The purpose of this initiation phase is to assess the health and safety risks faced by miners in the cities of Krasnodon, Rovenky and Sverdlovsk. The Project Team—in consultation with mine, health and government workers—will conduct health risk assessments to analyse and prioritise the communities’ health and safety needs. The projected outcomes of this initiation phase are community risk assessments, health and safety data, and action plans for each of the three cities.

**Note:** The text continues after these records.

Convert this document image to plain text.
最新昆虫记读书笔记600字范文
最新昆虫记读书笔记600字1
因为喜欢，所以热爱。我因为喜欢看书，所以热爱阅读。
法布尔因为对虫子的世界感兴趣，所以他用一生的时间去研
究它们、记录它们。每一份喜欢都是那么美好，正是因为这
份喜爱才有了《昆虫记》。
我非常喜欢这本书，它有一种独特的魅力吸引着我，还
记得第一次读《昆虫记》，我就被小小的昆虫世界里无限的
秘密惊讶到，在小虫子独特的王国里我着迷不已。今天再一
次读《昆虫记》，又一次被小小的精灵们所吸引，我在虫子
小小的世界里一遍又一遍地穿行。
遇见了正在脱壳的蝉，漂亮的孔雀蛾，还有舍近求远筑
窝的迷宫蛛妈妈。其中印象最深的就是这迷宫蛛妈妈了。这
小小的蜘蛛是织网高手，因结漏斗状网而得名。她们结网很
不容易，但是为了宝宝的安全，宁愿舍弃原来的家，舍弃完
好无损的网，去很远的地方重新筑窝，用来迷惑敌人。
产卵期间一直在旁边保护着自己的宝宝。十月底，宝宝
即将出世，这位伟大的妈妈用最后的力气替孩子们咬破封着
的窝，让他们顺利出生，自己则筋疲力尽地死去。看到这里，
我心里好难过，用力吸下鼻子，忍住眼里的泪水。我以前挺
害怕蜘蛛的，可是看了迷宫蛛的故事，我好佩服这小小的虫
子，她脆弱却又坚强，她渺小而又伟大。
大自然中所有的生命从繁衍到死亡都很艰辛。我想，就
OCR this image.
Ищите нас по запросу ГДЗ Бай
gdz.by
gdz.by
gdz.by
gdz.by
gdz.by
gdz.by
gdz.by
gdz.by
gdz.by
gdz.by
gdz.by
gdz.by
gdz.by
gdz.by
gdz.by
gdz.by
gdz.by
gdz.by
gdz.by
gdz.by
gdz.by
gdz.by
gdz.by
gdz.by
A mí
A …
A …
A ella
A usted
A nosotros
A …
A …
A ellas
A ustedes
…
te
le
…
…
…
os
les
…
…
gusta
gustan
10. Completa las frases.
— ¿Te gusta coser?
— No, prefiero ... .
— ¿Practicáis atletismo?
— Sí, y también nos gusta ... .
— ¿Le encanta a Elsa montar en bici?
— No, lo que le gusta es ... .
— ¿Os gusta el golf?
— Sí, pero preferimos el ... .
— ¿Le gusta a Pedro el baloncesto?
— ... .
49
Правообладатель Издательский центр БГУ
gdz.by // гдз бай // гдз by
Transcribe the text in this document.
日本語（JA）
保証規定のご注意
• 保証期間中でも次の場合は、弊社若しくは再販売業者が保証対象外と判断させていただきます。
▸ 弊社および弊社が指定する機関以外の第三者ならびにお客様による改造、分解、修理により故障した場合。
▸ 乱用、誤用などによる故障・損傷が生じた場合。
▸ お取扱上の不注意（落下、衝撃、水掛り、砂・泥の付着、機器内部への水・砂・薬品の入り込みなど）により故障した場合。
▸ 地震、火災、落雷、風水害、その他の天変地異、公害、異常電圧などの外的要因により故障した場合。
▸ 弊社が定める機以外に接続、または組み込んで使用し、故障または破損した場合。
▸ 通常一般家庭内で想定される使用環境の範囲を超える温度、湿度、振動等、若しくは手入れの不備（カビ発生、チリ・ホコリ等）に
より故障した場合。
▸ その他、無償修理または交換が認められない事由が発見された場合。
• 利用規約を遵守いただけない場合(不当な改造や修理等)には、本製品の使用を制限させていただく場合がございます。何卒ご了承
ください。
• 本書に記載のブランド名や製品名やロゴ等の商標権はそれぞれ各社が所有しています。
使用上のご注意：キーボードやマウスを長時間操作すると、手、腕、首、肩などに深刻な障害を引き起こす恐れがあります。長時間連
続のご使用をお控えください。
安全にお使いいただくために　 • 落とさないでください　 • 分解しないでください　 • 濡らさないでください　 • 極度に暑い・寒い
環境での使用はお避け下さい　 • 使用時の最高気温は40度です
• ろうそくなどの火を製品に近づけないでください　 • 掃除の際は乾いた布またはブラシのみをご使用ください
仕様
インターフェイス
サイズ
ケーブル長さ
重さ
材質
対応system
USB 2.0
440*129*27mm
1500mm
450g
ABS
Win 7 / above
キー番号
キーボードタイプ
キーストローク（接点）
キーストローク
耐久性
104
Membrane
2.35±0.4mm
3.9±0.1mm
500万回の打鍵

Upon completion of this pre-project analysis, the Project Team will develop a full-fledged project document, which outlines steps for implementing the aforementioned action plans, as a step toward improving the health and safety of miners. The project, guided by principles of disaster risk reduction and occupational/ environmental health, is expected to address issues concerning inadequate medical equipment, methane gas explosions, and other problems identified during the initiation phase.

2.2 Beneficiaries

The beneficiaries of this project are mine, health, and government workers of Krasnodon, Rovenky and Sverdlovsk. All three cities are located within 60km of each other in the Lugansk Oblast of southeastern Ukraine. Most of the cities’ residents work in the mining industry, mostly, if not all, for DTEK or Metinvest. The area has a central hospital, with a capacity of 400 patients (390 inpatients), along with smaller health clinics dispersed throughout surrounding communities; however, DTEK and Metinvest report that there are not enough health facilities or capacities to meet the growing health and safety needs of miners in Lugansk.

2.3 Methodology

Preparation

To begin, the Project Team will secure commitments and establish the roles and responsibilities of the Lugansk Oblast Administration, city councils of Krasnodon, Sverdlovsk and Rovenky, and the Ministry of Health. The Lugansk Oblast Administration, or the Senior Beneficiary, willhelp coordinate and support the realization of project results from the perspective of project beneficiaries.The Administration, along with representatives from the city councils and Ministry of Health, will serve on the Project Steering Committee to advise the Project Team with its efforts. Other government officials from the Ministry of Emergencies and other relevant government bodies will also be engaged in the process as necessary. The Project Team will also contact relevant international agencies, including the World Health Organization (WHO), in order to coordinate actions and maximise resources as appropriate.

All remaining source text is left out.